Perm (hairstyle)

The term perm (abbreviation: DW ) is the chemical conversion process, in which straight hair wavy or curly. Colloquially, a hairstyle with permed hair is simply referred to as perm. A perm can be used professionally by a hairdresser at the salon, but there are also products for use at home.

The hair deformation occurs by chemical reaction in the hair keratin. In this case, the cystine bonds in hair keratin, which are responsible for the mechanical strength, disrupted by reduction with thioglycolic acid. The softened hair can be brought into the desired shape by means of curlers. By oxidation with hydrogen peroxide, the disulfide bonds that provide stability, are prepared from the reduced sulfhydryl groups again. The hair will now remain in the prescribed form.

Short-term change in shape

By the action of water, the hydrogen bonds of hair keratin to be solved. The hair becomes malleable and moldable. In " blow-dried styles " brings you wet hair first into the desired shape, and then allowed to evaporate the water. However, the durability of blow-dried styles is low. By setting lotions or hair sprays durability can be increased slightly.

Permanent change in shape

The duration of wave is carried out in two steps. For the first step is a reducing agent, a permanent wave agent, for the second step an oxidizing agent, a fixing agent is required. Sometimes a thorough examination of the hair from the hairdresser must be made in advance. Thin hair can be worse in a perm bring as thick hair.

Advance the hair is washed with a shampoo and treated with a maintenance solution. Then small sections of hair are wound on curlers (up to 60 pieces). The hair is then wetted with the waving agent solution.

Permanent wave preparations are as solutions, gels or aerosol foams commercially. Very often mildly alkaline permanent waving compositions (also neutral and strongly alkaline preparations are known ) are used, they have a pH of 7.5 to 9 - as a pH buffer is ammonium hydrogen - and include six to eleven percent thioglycolic acid. In such a solution, the thioglycolic acid is present as ammonium salt. Also, sulfite, cysteine ​​or cysteine ​​derivatives - such as cysteamine - be used to reduce sometimes. Through the opening of the disulfide bridges, the natural protein structure of the hair is changed ( " denatured " ) and made ​​malleable. The hair shrinks in length slightly swells it in diameter (up to 100 %) and takes the form of the winder to.

A permanent wave composition contains emulsifiers and combability (cationic polymers). Sometimes it is advisable to accelerate by heat ( heat hoods ) the conversion. The exposure of the corrugated medium solution is approximately 10-30 minutes.

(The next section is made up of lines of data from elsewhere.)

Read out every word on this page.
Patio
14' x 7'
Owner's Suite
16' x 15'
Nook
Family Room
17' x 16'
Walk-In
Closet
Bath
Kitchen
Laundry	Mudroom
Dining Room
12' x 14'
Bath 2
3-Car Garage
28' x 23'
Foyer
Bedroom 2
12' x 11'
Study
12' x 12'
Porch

The hair is then thoroughly washed with water and thus exempt from the Thioglykollösung. In order to fix this new shaping of the hair, are by means of an oxidizing agent, usually hydrogen peroxide, or oxygen, the disulfide bonds are closed again ( " renatured "). The fixative is applied as a foam or liquid and rinsed after a contact time of 10 minutes with water. The hydrogen peroxide concentration of the fixing agent can be between one to twelve percent, and also it still contains some phosphoric acid so that the pH will lie between 2 to 4. By hydrogen peroxide but also the hair pigment can penetrate and the hair are lightened. Alkaliperoxoborate should not attack the hair pigment.

Furthermore, emulsifiers and combability are included in the fixative.

Finally, the curls can still be treated with a skin care preparation, and then the hair is dried. Failures in perms can occur if the exposure time or the temperature were chosen incorrectly, the curlers were too big or too small or the hair was not rinsed thoroughly enough.

Since curls are under an inward tension, they slowly go through frequent hair washing, by combing and brushing back into the original ungelockte form, since this state is more stable for the hair.

With a so-called counter shaft, the opposite effect is possible: you can so curly or wavy hair smooth, but not at longer times. The chemical agents in this procedure remain the same, but the hair is not wrapped around curlers, but smoothed out.

History

The method of preparing the hot perm was invented in 1906 ( patented in 1910 ) by the German hairdresser Karl Ludwig Nessler ( 1872-1951 ), who lived in the U.S. later. In her soaked strands of hair were on turned up vertically with spiral curlers and heated individually by means of a pair of pliers with borax. On 8 October 1906, the first electrically operated permanent wave apparatus was presented in London.

1924 developed Josef Mayer ( 1881-1952 ) in Karlovy Vary, the so-called flat winding. The first perm chemically produced was introduced by Clark and Speakman in 1932. Sulfite with the disulfide bonds of the hair are split, so that it is deformable. Subsequently, a heat treatment for molding, wherein disulfide bonds are formed again.

In 1940, the thioglycolic acid to reduce the disulfide bonds was discovered in hair keratin. Since 1947, the cold permanent wave or cold wave is common in the keratin of the hair is only chemically softened and reshaped. In the 1970s, the African- look with extremely small curling locks was popular, the hair was not blow-dried, but dried in the air. Since the 1990s, the perm is no longer so much in demand.